After that, we create a link extractor and do a random.choice() from our extracted links, and yield the request. At the bottom we finally yeild our response item to the item pipeline.

You can now spin a few spiders up by running the following command.

scrapy runspider crawling/spiders/wandering_spider.py

Then, feed your cluster.

python kafka_monitor.py feed '{"url": "http://dmoz.org", "appid":"testapp", "crawlid":"test123456", "spiderid":"wandering"}'

If you are looking at your demo.crawled_firehose Kafka Topic using the kafkadump.py script, you will begin to see output like so…

    "body": <omitted>,
    "crawlid": "test123456",
    "response_url": "http://www.dmoz.org/",
    "url": "http://www.dmoz.org/",
    "status_code": 200,
    "status_msg": "OK",
    "appid": "testapp",
    "links": [],
    "request_headers": {
        "Accept-Language": "en",
        "Accept-Encoding": "gzip,deflate",
        "Accept": "text/html,application/xhtml+xml,application/xml;q=0.9,*/*;q=0.8",
        "User-Agent": "Scrapy/1.0.4 (+http://scrapy.org)"
    "attrs": {
        "step": 0
    "timestamp": "2016-01-23T22:01:33.379721"
    "body": <omitted>,
    "crawlid": "test123456",
    "response_url": "http://www.dmoz.org/Computers/Hardware/",
    "url": "http://www.dmoz.org/Computers/Hardware/",
    "status_code": 200,
    "status_msg": "OK",
    "appid": "testapp",
    "links": [],
    "request_headers": {
        "Accept-Language": "en",
        "Accept-Encoding": "gzip,deflate",
        "Accept": "text/html,application/xhtml+xml,application/xml;q=0.9,*/*;q=0.8",
        "User-Agent": "Scrapy/1.0.4 (+http://scrapy.org)"
    "attrs": {
        "step": 1
    "timestamp": "2016-01-23T22:01:35.566280"

Notice the attrs field has our step value, and we can now track all of the hops the Scrapy Cluster is making.
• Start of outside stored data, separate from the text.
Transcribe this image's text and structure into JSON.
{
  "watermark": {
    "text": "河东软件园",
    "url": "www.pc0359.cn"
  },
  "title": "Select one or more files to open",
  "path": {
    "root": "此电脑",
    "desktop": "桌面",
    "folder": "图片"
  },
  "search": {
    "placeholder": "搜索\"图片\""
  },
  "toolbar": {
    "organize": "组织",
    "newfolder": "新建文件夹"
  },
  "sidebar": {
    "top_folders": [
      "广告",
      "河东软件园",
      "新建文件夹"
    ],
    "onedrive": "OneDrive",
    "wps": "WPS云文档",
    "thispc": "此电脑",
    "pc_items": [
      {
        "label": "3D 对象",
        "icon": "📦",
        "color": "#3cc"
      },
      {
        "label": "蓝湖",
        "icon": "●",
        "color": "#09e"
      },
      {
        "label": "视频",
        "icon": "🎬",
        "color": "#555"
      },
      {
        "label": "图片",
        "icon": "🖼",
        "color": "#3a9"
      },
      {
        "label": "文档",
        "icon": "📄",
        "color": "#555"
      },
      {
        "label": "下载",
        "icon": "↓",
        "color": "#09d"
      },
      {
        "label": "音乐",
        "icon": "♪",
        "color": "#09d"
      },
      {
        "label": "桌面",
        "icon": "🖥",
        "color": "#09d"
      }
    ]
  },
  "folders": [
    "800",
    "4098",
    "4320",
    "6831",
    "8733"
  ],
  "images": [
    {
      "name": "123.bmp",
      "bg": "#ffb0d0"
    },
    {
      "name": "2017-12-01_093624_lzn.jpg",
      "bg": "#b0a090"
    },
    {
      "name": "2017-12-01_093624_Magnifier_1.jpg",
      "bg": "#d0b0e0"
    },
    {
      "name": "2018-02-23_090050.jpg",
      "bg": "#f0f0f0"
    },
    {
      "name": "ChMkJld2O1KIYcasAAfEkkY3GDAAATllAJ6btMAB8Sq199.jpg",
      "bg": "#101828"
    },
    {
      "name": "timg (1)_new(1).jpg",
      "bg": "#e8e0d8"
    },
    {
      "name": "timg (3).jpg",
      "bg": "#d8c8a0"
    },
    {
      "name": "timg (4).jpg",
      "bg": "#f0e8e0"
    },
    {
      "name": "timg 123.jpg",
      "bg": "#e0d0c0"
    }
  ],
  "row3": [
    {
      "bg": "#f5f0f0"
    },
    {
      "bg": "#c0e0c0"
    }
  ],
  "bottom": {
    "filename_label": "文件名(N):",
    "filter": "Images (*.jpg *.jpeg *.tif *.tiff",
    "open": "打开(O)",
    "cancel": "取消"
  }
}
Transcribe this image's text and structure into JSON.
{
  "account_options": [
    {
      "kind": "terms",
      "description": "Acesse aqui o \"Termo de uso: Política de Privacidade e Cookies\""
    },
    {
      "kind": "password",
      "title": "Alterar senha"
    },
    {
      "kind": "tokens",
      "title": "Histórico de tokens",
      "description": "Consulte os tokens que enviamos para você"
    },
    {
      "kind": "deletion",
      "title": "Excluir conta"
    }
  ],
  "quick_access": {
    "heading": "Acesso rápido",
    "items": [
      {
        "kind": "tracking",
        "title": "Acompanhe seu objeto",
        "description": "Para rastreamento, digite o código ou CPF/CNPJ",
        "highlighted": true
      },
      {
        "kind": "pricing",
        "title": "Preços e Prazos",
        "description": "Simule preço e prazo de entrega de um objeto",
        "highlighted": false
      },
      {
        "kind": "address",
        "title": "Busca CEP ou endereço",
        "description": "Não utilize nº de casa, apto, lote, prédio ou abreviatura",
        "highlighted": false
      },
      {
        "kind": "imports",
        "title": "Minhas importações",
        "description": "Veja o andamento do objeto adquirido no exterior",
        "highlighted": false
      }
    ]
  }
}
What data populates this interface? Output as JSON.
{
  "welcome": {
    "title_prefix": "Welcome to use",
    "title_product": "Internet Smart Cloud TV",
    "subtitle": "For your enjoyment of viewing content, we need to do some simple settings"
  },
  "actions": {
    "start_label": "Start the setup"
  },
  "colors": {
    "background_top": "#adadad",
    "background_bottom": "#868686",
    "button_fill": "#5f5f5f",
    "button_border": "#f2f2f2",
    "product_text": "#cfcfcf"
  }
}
Your cluster is now serially working on that particular crawl job until it hits a page it has already seen, or does not find any links in the response.
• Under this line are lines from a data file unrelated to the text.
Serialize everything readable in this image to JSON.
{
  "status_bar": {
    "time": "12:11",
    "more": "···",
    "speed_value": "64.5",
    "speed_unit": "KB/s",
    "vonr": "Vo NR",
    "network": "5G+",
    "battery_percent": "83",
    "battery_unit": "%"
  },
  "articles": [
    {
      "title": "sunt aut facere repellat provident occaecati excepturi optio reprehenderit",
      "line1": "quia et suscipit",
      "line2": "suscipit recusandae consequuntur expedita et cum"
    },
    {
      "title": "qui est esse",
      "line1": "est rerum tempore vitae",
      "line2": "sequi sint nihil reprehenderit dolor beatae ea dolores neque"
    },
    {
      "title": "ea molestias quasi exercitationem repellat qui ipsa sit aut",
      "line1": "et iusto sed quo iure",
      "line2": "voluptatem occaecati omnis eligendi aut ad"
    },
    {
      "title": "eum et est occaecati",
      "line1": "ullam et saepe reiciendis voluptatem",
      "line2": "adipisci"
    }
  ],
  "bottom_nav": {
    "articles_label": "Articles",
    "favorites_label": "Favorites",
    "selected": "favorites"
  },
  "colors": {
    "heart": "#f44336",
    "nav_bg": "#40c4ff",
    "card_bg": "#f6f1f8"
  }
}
You can also fire up more than one crawl job at a time, and track the steps that job makes. After creating some more jobs and letting the cluster run for a while, here is a snapshot of the Redis Monitor crawl data dump.
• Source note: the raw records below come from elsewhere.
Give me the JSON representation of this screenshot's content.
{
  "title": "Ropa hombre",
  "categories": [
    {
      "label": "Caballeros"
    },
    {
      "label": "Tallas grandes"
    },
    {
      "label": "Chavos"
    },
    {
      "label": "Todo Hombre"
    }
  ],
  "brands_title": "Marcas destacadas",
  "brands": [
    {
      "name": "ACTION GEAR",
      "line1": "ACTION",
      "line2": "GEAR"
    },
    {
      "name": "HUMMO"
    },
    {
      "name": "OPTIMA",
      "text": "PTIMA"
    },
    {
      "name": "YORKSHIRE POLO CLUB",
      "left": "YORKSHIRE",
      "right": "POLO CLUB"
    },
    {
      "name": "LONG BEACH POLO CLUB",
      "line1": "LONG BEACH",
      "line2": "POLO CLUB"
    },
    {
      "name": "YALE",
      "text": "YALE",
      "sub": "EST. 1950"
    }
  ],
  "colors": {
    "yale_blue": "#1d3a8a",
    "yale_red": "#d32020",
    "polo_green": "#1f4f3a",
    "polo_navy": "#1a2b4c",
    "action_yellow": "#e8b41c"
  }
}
2016-01-23 17:47:21,164 [redis-monitor] INFO: Crawler Stats Dump:
    "total_spider_count": 4,
    "unique_spider_count": 1,
    "wandering_200_21600": 108,
    "wandering_200_3600": 60,
    "wandering_200_43200": 108,
    "wandering_200_604800": 108,
    "wandering_200_86400": 108,
    "wandering_200_900": 49,
    "wandering_200_lifetime": 107,
    "wandering_404_21600": 4,
    "wandering_404_3600": 1,
    "wandering_404_43200": 4,
    "wandering_404_604800": 4,
    "wandering_404_86400": 4,
    "wandering_404_900": 1,
    "wandering_404_lifetime": 4,
    "wandering_spider_count": 4

You now have two different examples of how Scrapy Cluster extends Scrapy to give you distributed crawling capabilities.